KONTAN.CO.ID - JAKARTA. Permintaan minyak yang terus meningkat membuat harga kembali cetak rekor baru. Maklum, dari sisi pasokan, jumlahnya tak ada penambahan signifikan.
Rabu (9/6), harga minyak West Texas Intermediate (WTI) kontrak pengiriman Juli ditutup di US$ 122,11 per barel. Ini level tertinggi harga minyak WTI sejak kontrak Juli diperdagangkan. Per pukul 19.05 WIB kemarin, harga minyak WTI sedikit turun ke US$ 121,96 per barel. Meski begitu, harga minyak sempat mencapai US$ 122,72 per barel kemarin.
Analis DCFX Futures Lukman Leong mengatakan, konsumsi minyak di China meningkat karena aktivitas industri mulai berjalan. Kenaikan harga minyak juga berdampak langsung pada komoditas energi lainnya terutama batubara.
Baca Juga: Harga Minyak Dunia Terus Merembet Naik, Diprediksi Bisa Tembus US$ 130 Per Barel
Research & Education Coordinator Valbury Asia Futures Nanang Wahyudin menyebut, permintaan BBM di Amerika Serikat juga meningkat. "Permintaan minyak ini naik secara global, sementara pasokan minyak global masih terbatas," kata dia, kemarin.
Nanang mengatakan, pasokan minyak global berkurang akibat Iran yang tidak bisa mengekspor minyak, karena terganjal sanksi. Persediaan minyak di Amerika juga turun 5,1 juta barel. Padahal sebelumnya, para analis memperkirakan stok minyak hanya akan turun 1,3 juta barel.
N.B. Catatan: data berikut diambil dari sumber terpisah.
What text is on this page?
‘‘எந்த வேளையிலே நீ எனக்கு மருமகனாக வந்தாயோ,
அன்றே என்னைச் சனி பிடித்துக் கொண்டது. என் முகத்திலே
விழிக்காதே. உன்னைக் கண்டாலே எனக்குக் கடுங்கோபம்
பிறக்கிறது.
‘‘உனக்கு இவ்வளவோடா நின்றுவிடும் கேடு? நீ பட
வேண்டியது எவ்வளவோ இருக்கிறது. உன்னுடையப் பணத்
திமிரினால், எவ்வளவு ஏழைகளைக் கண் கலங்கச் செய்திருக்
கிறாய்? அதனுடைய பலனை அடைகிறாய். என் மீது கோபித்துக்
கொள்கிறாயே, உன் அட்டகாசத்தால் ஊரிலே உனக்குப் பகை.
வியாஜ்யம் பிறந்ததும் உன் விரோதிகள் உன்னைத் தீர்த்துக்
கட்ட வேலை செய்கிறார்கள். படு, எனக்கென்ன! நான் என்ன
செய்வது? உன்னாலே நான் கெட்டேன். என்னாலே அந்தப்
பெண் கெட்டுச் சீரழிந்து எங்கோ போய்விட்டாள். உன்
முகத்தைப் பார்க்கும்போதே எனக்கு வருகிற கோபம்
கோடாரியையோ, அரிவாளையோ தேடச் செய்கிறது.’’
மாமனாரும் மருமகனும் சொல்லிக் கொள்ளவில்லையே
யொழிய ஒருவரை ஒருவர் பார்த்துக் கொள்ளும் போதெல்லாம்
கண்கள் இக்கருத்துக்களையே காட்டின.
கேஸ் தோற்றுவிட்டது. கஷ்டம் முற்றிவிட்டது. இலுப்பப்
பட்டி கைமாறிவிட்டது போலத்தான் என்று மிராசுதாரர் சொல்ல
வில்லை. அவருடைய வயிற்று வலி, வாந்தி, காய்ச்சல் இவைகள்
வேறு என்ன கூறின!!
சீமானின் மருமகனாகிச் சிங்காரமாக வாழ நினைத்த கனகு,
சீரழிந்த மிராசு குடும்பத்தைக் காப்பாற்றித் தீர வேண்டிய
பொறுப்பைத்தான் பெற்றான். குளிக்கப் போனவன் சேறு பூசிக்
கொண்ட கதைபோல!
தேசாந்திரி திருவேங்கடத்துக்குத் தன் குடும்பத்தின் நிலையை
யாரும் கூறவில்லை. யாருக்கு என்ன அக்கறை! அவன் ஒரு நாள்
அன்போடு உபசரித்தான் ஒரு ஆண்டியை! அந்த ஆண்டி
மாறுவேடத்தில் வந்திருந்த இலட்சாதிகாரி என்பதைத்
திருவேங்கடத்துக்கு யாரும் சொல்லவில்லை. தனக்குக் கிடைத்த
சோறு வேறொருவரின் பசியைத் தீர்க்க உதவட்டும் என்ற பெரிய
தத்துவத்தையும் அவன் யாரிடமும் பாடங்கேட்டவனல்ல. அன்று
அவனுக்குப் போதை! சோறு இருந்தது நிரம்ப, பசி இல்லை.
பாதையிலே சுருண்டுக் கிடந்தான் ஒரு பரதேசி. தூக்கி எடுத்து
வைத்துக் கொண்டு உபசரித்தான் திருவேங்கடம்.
Nanang berpendapat, kenaikan harga minyak hanya bersifat sementara, lantaran beberapa negara maju tidak menginginkan harga minyak dunia terlampau tinggi. "Karena itu akan mempengaruhi inflasi, yang akan terkena dampak karena lonjakan minyak," ujar dia.
Nanang memperkirakan, di semester dua nanti harga minyak masih berpotensi menguat ke US$130 per barel. Meski begitu, menurut analisa dia, harga minyak akan lebih banyak bergerak di kisaran US$ 100-US$ 120.
Prediksi Lukman, harga minyak akan stabil di kisaran US$ 115-US$ 125 per barel. Di akhir tahun, harga berpotensi turun ke US$ 90 per barel.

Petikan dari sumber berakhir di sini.